The writing reminds one very much of how she appears to be in real life. It is fast paced, funny, sad, and it delves very deeply into her personal life both at Home and while she is working in her profession. She always feels that home means more to her than anything. Whether she is heading “home” to a commitment for a year or two to a Broadway show or perhaps to visit her mother country Miss Andrews always looks forward to that uniting with her home, temporary or not.
Strange that she would feel this way perhaps because her early years were somewhat unusual to say the least, as her mother was not your typical stay at home mom. She was a professional pianist and traveled extensively with her male partner who was a vocalist. Finally when the situation got to the point where her mother moved out completely she and her partner (whom she later married) took Julie along and used her in their act as a young vocalist.
From that time on Julie Andrews has been in entertainment. Her beginning was well structured toward a lifetime in the music world. Because of the range and timber her voice it was decided early on that she should begin taking voice lessons and she then continued with them throughout her life.

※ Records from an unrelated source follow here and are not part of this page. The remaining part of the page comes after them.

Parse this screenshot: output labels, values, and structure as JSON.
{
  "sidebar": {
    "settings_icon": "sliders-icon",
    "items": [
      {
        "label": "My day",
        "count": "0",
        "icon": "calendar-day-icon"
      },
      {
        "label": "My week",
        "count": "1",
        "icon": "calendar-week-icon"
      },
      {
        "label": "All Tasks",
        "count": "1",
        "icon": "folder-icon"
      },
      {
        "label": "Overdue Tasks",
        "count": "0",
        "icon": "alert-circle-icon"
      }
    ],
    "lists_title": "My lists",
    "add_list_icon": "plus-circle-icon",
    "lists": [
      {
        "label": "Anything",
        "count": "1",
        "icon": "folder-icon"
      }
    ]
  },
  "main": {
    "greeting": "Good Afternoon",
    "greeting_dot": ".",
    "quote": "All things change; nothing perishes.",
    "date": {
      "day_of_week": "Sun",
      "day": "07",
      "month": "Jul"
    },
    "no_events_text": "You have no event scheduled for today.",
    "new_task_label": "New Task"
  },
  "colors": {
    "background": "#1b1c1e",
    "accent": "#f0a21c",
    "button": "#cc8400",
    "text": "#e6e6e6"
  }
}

Since the book deals with her early years there are references to World War II and the bombings that took place in England. It is actually written into the entire story in such a way that it doesn’t hinder the story. She recounts it as just another part of her life.
Throughout Home Miss Andrews details her many liaisons with other greats in the music world. She seems to write factually and doesn’t seem to over glamoritize any of these well known individuals. She speaks fondly of most of them and only on occasion puts down some of their actions (such as an escapade with a too well inebriated Richard Burton in her kitchen during a party).
She does explain in some detail how show business works and how much little breaks often mean as one works at becoming famous. The strange twist of fate that allowed her to move into My Fair Lady from The Boyfriend (her first Broadway show) is one example.
Overall Home is a very enjoyable look at the early life of a great musical star that has wowed fans all over the world. It is the type of book that makes you look forward to the next one that will bring us up to today in the life of Julie Andrews.